2 Departments Show the Way
“We would prefer to have the documentation on cost reductions, but the lack of that information at present doesn’t mean there hasn’t been any saving. The sheer reduction of centers implicitly indicates efficiency, especially in the data storage aspect,” GAO’s Powner told the E-Commerce Times.
Both the Defense Department and the Department of Homeland Security stood out as exceptions that had adequately developed cost-savings data, he noted.
“If those agencies can generate performance information, then others can look to them as models. It may take until 2017 or longer to meet the original 2015 goal, but the goal is achievable,” Powner said.
“The important thing to keep in mind is that you have to do what’s right for the operation, not just think about checking the box on the OMB mandate,” noted NetApp’s Weber.
“If you think in that way, you’ll make real progress. There have been stories about people taking credit for closing data centers when they’re really just decommissioning some equipment in the closet. That’s not really in the spirit of the initiative,” he said.
“Thinking like a business person and picking real measures of success and then taking steps to achieve it is what needs to happen to make significant progress — and that’s in everyone’s reach,” Weber maintained.
The Cloud Connection
Discussions of data center consolidation inevitably lead to a consideration of cloud computing as a tool in the storage and consolidation process — a point that was addressed at the House hearing in May.
“The reality is that cost savings are only part of the picture, and that is why we think that it’s fundamental to clearly link the transition to cloud computing with federal data center consolidation in order to achieve the maximum benefits of federal data center optimization,” Teresa Carlson, vice president of worldwide public sector at Amazon Web Services, said at the hearing.
“One of the main reasons customers are adopting the cloud is that it allows you to trade capital expense for variable expense.

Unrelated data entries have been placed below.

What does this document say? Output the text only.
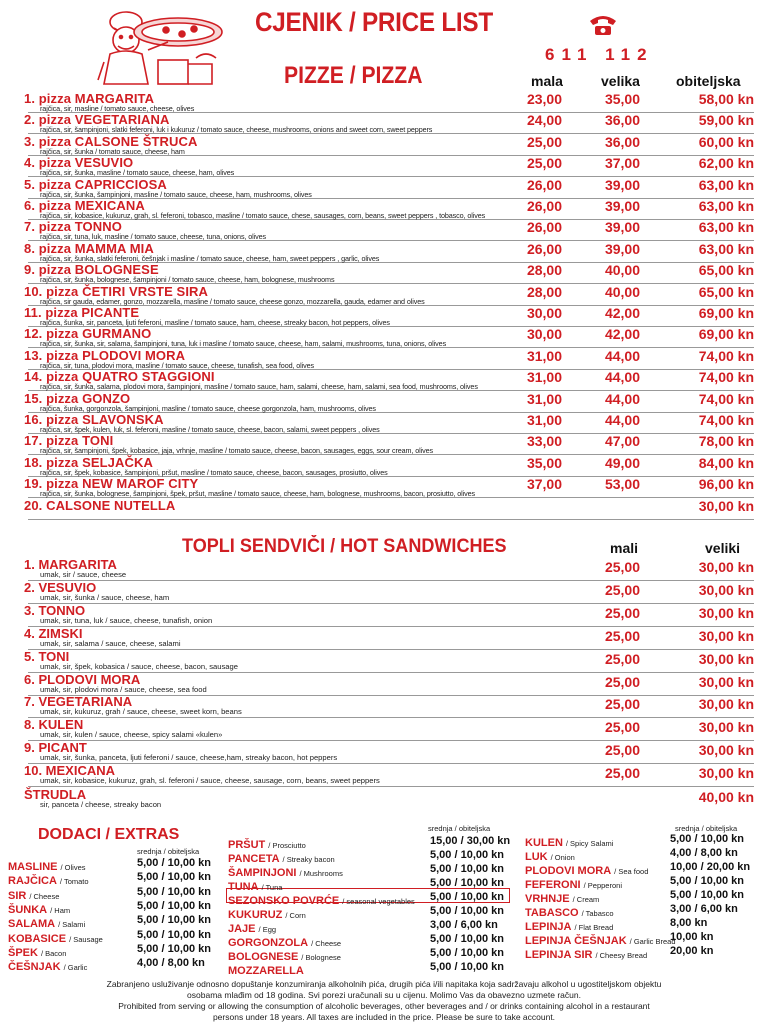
CJENIK / PRICE LIST
611 112
PIZZE / PIZZA	mala	velika	obiteljska
1. pizza MARGARITA
rajčica, sir, masline / tomato sauce, cheese, olives
23,00	35,00	58,00 kn
2. pizza VEGETARIANA
rajčica, sir, šampinjoni, slatki feferoni, luk i kukuruz / tomato sauce, cheese, mushrooms, onions and sweet corn, sweet peppers
24,00	36,00	59,00 kn
3. pizza CALSONE ŠTRUCA
rajčica, sir, šunka / tomato sauce, cheese, ham
25,00	36,00	60,00 kn
4. pizza VESUVIO
rajčica, sir, šunka, masline / tomato sauce, cheese, ham, olives
25,00	37,00	62,00 kn
5. pizza CAPRICCIOSA
rajčica, sir, šunka, šampinjoni, masline / tomato sauce, cheese, ham, mushrooms, olives
26,00	39,00	63,00 kn
6. pizza MEXICANA
rajčica, sir, kobasice, kukuruz, grah, sl. feferoni, tobasco, masline / tomato sauce, chese, sausages, corn, beans, sweet peppers , tobasco, olives
26,00	39,00	63,00 kn
7. pizza TONNO
rajčica, sir, tuna, luk, masline / tomato sauce, cheese, tuna, onions, olives
26,00	39,00	63,00 kn
8. pizza MAMMA MIA
rajčica, sir, šunka, slatki feferoni, češnjak i masline / tomato sauce, cheese, ham, sweet peppers , garlic, olives
26,00	39,00	63,00 kn
9. pizza BOLOGNESE
rajčica, sir, šunka, bolognese, šampinjoni / tomato sauce, cheese, ham, bolognese, mushrooms
28,00	40,00	65,00 kn
10. pizza ČETIRI VRSTE SIRA
rajčica, sir gauda, edamer, gonzo, mozzarella, masline / tomato sauce, cheese gonzo, mozzarella, gauda, edamer and olives
28,00	40,00	65,00 kn
11. pizza PICANTE
rajčica, šunka, sir, panceta, ljuti feferoni, masline / tomato sauce, ham, cheese, streaky bacon, hot peppers, olives
30,00	42,00	69,00 kn
12. pizza GURMANO
rajčica, sir, šunka, sir, salama, šampinjoni, tuna, luk i masline / tomato sauce, cheese, ham, salami, mushrooms, tuna, onions, olives
30,00	42,00	69,00 kn
13. pizza PLODOVI MORA
rajčica, sir, tuna, plodovi mora, masline / tomato sauce, cheese, tunafish, sea food, olives
31,00	44,00	74,00 kn
14. pizza QUATRO STAGGIONI
rajčica, sir, šunka, salama, plodovi mora, šampinjoni, masline / tomato sauce, ham, salami, cheese, ham, salami, sea food, mushrooms, olives
31,00	44,00	74,00 kn
15. pizza GONZO
rajčica, šunka, gorgonzola, šampinjoni, masline / tomato sauce, cheese gorgonzola, ham, mushrooms, olives
31,00	44,00	74,00 kn
16. pizza SLAVONSKA
rajčica, sir, špek, kulen, luk, sl. feferoni, masline / tomato sauce, cheese, bacon, salami, sweet peppers , olives
31,00	44,00	74,00 kn
17. pizza TONI
rajčica, sir, šampinjoni, špek, kobasice, jaja, vrhnje, masline / tomato sauce, cheese, bacon, sausages, eggs, sour cream, olives
33,00	47,00	78,00 kn
18. pizza SELJAČKA
rajčica, sir, špek, kobasice, šampinjoni, pršut, masline / tomato sauce, cheese, bacon, sausages, prosiutto, olives
35,00	49,00	84,00 kn
19. pizza NEW MAROF CITY
rajčica, sir, šunka, bolognese, šampinjoni, špek, pršut, masline / tomato sauce, cheese, ham, bolognese, mushrooms, bacon, prosiutto, olives
37,00	53,00	96,00 kn
20. CALSONE NUTELLA	30,00 kn
TOPLI SENDVIČI / HOT SANDWICHES	mali	veliki
1. MARGARITA
umak, sir / sauce, cheese	25,00	30,00 kn
2. VESUVIO
umak, sir, šunka / sauce, cheese, ham	25,00	30,00 kn
3. TONNO
umak, sir, tuna, luk / sauce, cheese, tunafish, onion	25,00	30,00 kn
4. ZIMSKI
umak, sir, salama / sauce, cheese, salami	25,00	30,00 kn
5. TONI
umak, sir, špek, kobasica / sauce, cheese, bacon, sausage	25,00	30,00 kn
6. PLODOVI MORA
umak, sir, plodovi mora / sauce, cheese, sea food	25,00	30,00 kn
7. VEGETARIANA
umak, sir, kukuruz, grah / sauce, cheese, sweet korn, beans	25,00	30,00 kn
8. KULEN
umak, sir, kulen / sauce, cheese, spicy salami «kulen»	25,00	30,00 kn
9. PICANT
umak, sir, šunka, panceta, ljuti feferoni / sauce, cheese,ham, streaky bacon, hot peppers	25,00	30,00 kn
10. MEXICANA
umak, sir, kobasice, kukuruz, grah, sl. feferoni / sauce, cheese, sausage, corn, beans, sweet peppers	25,00	30,00 kn
ŠTRUDLA
sir, panceta / cheese, streaky bacon	40,00 kn
DODACI / EXTRAS
srednja / obiteljska
srednja / obiteljska	srednja / obiteljska
MASLINE / Olives	5,00 / 10,00 kn
RAJČICA / Tomato	5,00 / 10,00 kn
SIR / Cheese	5,00 / 10,00 kn
ŠUNKA / Ham	5,00 / 10,00 kn
SALAMA / Salami	5,00 / 10,00 kn
KOBASICE / Sausage	5,00 / 10,00 kn
ŠPEK / Bacon	5,00 / 10,00 kn
ČEŠNJAK / Garlic	4,00 / 8,00 kn
PRŠUT / Prosciutto	15,00 / 30,00 kn
PANCETA / Streaky bacon	5,00 / 10,00 kn
ŠAMPINJONI / Mushrooms	5,00 / 10,00 kn
TUNA / Tuna	5,00 / 10,00 kn
SEZONSKO POVRĆE / seasonal vegetables 5,00 / 10,00 kn
KUKURUZ / Corn	5,00 / 10,00 kn
JAJE / Egg	3,00 / 6,00 kn
GORGONZOLA / Cheese	5,00 / 10,00 kn
BOLOGNESE / Bolognese	5,00 / 10,00 kn
MOZZARELLA	5,00 / 10,00 kn
KULEN / Spicy Salami	5,00 / 10,00 kn
LUK / Onion	4,00 / 8,00 kn
PLODOVI MORA / Sea food 10,00 / 20,00 kn
FEFERONI / Pepperoni	5,00 / 10,00 kn
VRHNJE / Cream	5,00 / 10,00 kn
TABASCO / Tabasco	3,00 / 6,00 kn
LEPINJA / Flat Bread	8,00 kn
LEPINJA ČEŠNJAK / Garlic Bread
10,00 kn
LEPINJA SIR / Cheesy Bread 20,00 kn
Zabranjeno usluživanje odnosno dopuštanje konzumiranja alkoholnih pića, drugih pića i/ili napitaka koja sadržavaju alkohol u ugostiteljskom objektu
osobama mlađim od 18 godina. Svi porezi uračunali su u cijenu. Molimo Vas da obavezno uzmete račun.
Prohibited from serving or allowing the consumption of alcoholic beverages, other beverages and / or drinks containing alcohol in a restaurant
persons under 18 years. All taxes are included in the price. Please be sure to take account.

Instead of having to lay out all that capital for data centers and servers, before you know how you’re going to use them, you just pay as you consume resources on a variable basis,” AWS said in a statement provided to the E-Commerce Times by spokesperson Rena Lunak.
“Customers love the fact that in the cloud they get to pay a lower variable expense than they could do on their own data center. Government agencies today should continue to look to the cloud as a way to shift expenses from capital investments and move them to innovative new projects,” AWS said.
“I’d say that the cloud is very helpful, but it’s not the only answer — and it’s not just servers that you need to think about, of course. When you’re talking about computing resources, it makes a ton of sense to scale up in the cloud, especially when you have varying demands,” NetApp’s Weber said.
“For storage, though, we’d argue that there are very few situations where you need to store less. In that case, it makes sense to have a level of ownership and physical resources,” he added. “Now, whether you need to keep those on your own premises or own a portion of another agency’s resources or house them with a provider — that all depends on your agency’s demands, resources and requirements.”